Philipp — Fri, 11 Jan 2008 23:46:22 +0000

I think we should seperate “documenting a standard” and “having a standardisation committee” here. I think it would be a good thing, if you defined a usability standard, and documented it. I don´t think that it would be a good idea to try to develop it by a standardisation committee. But please document your concept and your rules, so that other vendors can implement the same if they like it, and don´t have to reinvent or reverse-engineer it.

By: Iang (why it's not a good idea...)

Iang (why it's not a good idea...) — Fri, 11 Jan 2008 19:42:27 +0000

> My second question is this: as members of the Mozilla community, is this an effort that you want me (or people like me) participating in, and helping drive to final publication?

Absolutely not, on several grounds. (manual trackback)

By: pd

pd — Fri, 11 Jan 2008 10:14:40 +0000

This is a brilliant idea W3C. It may be very painful but it should hopefully reduce UI spoofing which browsers are now making even easier by allowing access to .showModalDialog() and with easily-copied core UI like remember password moving to “Information Bars” instead of genuine chrome.

I understand your concerns about dictating UI however if there is ever a reason to do just that, it’s user security.

By: Jesse Ruderman

Jesse Ruderman — Fri, 11 Jan 2008 05:40:11 +0000

The biggest problem with this spec is that it tries to replace the PKI model with the SSH model. This forces browsers to maintain a history of https sites you have visited, which is bad for privacy. It seems to allow all kinds of attacks that were not previously possible:

1. If you search Google for “bank of america” and then click a link to https://www.bankofamerica.com/ for the first time, you’ll no longer get an error page or error dialog; the only indicator that something is wrong will be the absense of security indicators. Users who are new to the browser are unlikely to notice that something is wrong, and those who notice the “https” and correct domain will be misled into thinking they are at the real Bank of America site.

2. You connect to an untrusted wireless network to check http://icanhascheezburger.com/. A MITM attacker sets up iframes pointing to https://www.paypal.com/ and many other sites. When you go home, you can’t connect to paypal, because your browser has stored information from the attacker’s cert and expects to see it now. (Note that this kind of thing isn’t a problem for SSH itself, because you wouldn’t explicitly try to connect to an important computer for the first time while using an untrusted network.)

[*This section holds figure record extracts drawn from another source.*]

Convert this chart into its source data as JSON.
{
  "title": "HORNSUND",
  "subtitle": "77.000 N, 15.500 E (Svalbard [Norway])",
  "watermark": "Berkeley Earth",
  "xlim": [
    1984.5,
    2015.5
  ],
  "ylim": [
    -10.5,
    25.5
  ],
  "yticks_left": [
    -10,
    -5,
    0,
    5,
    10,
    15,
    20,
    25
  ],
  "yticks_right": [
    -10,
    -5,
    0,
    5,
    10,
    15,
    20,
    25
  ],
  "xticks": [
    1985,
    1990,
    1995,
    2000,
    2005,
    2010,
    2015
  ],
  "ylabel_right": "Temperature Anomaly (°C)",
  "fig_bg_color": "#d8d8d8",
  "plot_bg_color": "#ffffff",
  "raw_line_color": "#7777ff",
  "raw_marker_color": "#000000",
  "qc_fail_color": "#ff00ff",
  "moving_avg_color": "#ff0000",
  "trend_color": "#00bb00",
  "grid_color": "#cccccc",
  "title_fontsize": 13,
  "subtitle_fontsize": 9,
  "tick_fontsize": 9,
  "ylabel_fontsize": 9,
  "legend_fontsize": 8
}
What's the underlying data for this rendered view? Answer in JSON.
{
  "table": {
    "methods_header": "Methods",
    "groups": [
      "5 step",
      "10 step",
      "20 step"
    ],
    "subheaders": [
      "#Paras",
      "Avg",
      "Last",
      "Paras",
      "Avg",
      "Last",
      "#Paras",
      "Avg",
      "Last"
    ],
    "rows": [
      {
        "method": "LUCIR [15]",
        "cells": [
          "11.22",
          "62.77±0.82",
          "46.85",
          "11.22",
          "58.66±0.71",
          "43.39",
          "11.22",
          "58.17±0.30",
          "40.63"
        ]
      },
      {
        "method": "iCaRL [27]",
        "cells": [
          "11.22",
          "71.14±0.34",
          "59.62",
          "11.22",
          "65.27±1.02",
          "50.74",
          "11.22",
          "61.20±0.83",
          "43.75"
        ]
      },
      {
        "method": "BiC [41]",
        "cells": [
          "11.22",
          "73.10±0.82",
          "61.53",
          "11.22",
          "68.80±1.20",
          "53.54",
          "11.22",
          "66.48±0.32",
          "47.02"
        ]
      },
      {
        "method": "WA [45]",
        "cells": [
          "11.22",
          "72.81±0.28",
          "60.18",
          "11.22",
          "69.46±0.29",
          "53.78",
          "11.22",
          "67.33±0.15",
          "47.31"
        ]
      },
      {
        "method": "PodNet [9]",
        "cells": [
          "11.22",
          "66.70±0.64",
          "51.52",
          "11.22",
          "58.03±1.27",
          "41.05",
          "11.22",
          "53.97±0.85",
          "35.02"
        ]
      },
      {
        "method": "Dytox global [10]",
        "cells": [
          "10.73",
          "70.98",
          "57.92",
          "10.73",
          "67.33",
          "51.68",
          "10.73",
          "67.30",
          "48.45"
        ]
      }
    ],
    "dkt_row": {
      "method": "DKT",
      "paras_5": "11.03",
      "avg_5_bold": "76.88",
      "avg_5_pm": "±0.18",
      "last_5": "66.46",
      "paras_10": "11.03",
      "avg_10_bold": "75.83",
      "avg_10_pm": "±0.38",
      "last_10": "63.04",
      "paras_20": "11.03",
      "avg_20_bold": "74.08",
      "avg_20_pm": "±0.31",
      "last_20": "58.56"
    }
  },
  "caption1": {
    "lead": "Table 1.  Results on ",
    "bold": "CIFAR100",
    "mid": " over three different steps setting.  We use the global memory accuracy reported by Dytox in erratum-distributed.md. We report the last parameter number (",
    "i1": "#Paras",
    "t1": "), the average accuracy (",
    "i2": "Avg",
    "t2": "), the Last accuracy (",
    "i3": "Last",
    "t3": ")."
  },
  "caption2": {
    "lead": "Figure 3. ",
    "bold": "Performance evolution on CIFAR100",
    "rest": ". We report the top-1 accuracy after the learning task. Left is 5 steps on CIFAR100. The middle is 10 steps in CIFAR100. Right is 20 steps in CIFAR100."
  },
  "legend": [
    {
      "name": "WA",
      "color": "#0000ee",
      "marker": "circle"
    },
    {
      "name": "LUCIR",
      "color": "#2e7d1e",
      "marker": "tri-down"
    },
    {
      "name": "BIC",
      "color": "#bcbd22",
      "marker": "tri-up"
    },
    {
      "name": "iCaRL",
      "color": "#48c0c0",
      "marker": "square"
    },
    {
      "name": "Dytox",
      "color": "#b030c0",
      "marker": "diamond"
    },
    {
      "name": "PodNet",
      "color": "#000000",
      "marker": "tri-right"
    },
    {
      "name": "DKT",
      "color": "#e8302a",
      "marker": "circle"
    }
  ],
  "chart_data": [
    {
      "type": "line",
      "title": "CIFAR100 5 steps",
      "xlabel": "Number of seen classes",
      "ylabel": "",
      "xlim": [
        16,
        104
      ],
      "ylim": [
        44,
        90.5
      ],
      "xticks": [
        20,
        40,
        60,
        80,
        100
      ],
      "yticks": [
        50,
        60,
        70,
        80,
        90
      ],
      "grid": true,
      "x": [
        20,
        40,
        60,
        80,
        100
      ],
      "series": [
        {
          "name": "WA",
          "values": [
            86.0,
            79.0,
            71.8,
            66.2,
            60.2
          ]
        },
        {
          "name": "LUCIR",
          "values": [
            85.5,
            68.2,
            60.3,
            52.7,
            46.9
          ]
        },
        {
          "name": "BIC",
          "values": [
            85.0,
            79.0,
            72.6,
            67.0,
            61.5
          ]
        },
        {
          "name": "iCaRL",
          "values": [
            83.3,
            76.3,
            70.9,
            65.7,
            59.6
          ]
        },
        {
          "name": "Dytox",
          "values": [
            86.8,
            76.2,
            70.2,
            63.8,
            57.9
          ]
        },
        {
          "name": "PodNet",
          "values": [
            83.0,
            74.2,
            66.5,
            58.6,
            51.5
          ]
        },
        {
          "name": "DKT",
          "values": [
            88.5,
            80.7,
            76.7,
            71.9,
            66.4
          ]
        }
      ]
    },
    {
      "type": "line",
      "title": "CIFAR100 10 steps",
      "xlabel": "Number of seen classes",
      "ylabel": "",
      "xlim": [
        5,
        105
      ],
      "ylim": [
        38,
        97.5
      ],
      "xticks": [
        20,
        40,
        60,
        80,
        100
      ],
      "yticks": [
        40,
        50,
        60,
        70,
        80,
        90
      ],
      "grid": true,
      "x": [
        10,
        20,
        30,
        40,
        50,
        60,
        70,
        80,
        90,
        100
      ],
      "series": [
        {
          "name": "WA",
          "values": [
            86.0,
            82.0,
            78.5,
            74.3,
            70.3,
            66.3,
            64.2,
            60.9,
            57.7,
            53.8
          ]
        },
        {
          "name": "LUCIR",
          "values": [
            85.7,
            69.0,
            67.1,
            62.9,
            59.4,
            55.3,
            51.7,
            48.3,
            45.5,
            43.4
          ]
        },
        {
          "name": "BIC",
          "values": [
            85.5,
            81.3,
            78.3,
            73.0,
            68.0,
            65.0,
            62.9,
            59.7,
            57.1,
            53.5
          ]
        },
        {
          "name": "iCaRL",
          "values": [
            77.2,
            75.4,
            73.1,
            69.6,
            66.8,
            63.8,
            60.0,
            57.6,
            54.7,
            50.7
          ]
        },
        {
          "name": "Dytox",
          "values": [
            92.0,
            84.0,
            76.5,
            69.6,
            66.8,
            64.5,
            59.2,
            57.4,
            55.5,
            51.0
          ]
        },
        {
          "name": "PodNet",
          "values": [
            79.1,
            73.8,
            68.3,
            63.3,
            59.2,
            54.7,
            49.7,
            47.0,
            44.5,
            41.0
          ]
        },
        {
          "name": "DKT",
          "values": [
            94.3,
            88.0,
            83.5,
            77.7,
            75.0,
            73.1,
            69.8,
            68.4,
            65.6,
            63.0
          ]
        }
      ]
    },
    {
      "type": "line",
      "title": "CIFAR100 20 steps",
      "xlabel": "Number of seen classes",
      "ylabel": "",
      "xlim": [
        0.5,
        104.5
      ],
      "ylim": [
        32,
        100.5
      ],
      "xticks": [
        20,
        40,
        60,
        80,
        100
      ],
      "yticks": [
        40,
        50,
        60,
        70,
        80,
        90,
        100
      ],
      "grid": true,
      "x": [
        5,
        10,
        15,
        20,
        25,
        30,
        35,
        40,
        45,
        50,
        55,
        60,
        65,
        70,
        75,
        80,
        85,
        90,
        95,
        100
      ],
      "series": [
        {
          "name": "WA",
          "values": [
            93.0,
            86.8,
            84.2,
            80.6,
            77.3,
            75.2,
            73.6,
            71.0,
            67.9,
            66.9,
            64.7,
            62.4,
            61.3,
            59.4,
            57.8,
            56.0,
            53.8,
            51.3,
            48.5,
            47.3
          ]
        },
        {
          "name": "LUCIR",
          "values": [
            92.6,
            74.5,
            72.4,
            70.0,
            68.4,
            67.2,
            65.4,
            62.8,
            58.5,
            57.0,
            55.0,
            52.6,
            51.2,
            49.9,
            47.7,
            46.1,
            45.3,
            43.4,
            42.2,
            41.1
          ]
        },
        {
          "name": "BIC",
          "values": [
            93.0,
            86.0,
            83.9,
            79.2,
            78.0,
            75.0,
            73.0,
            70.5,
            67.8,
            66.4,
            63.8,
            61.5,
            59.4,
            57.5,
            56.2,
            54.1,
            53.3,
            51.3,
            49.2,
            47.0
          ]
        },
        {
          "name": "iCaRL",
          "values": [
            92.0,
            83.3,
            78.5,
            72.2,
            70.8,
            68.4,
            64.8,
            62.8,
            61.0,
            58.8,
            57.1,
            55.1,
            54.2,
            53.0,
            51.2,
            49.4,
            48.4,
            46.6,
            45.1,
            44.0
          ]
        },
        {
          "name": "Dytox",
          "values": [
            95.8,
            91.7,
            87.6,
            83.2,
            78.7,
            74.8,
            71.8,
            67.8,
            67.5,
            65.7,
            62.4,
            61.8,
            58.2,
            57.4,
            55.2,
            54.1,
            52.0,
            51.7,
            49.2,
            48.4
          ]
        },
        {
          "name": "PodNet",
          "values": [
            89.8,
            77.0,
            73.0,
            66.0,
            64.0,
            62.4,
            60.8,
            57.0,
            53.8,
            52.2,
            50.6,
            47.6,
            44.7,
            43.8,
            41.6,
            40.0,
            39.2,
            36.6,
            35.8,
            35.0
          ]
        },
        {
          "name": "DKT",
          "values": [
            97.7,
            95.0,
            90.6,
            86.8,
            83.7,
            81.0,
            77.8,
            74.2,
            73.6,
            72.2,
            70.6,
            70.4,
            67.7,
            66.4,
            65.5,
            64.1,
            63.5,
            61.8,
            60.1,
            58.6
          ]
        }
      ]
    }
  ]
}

3. A store you trust requests your credit card number, then asks your browser to send that information to a payment processor, which is at a different site but also uses https. But since you haven’t visited the payment processor before, the browser allows the connection to the payment processor to be MITMed.

4. A MITM attacker poisons your cookie for an https site with something that causes XSS when you visit the real site.

I don’t understand why the spec authors felt a need to make this drastic change to the https protocol. PKI works fine for the Web, and is getting both better and cheaper every year thanks to TLS SNI and the division of certs into good EV certs and cheap DV certs. The SSH model works for SSH because you explicitly request each connection, but it does not work for the Web, with its many types of interconnections between sites. And there’s already a way for super-cheap sites to get “protection against passive attacks”: the HTTP upgrade header.

By: quodlibetor

quodlibetor — Thu, 10 Jan 2008 18:29:23 +0000

You mention that some of these things “sound like interesting, probably fruitful UI experiments.” And also that some members of academia have offered to do research on the proposals; it seems like more data is a worthy end in itself, even if all we get is a “nothing makes any difference.” My guess though is that some UI decisions will have measurable security implications and that it would become obvious that at least some of those items Alex just mentioned should be standardized. Or at least implemented. Or it might at least elevate some discussions to data conversations instead of “this is new and scares me” conversations.

By: quodlibetor

quodlibetor — Thu, 10 Jan 2008 18:28:47 +0000

By: Alex Faaborg

Alex Faaborg — Thu, 10 Jan 2008 16:09:52 +0000

4.6.8.2
This comment is not normative.

While I can’t say that I actually read that document, here is a quick brain dump of the very high level security UI design patterns that I would love to see standardized across browsers:

-use of the lock icon
-color of the location bar
-use of customs official imagery as a metaphor for identity (we need to release all of the platform specific artwork we have into the public domain)
-url formating that highlights ETLD+1
-url formating for IP address domains (perhaps red?)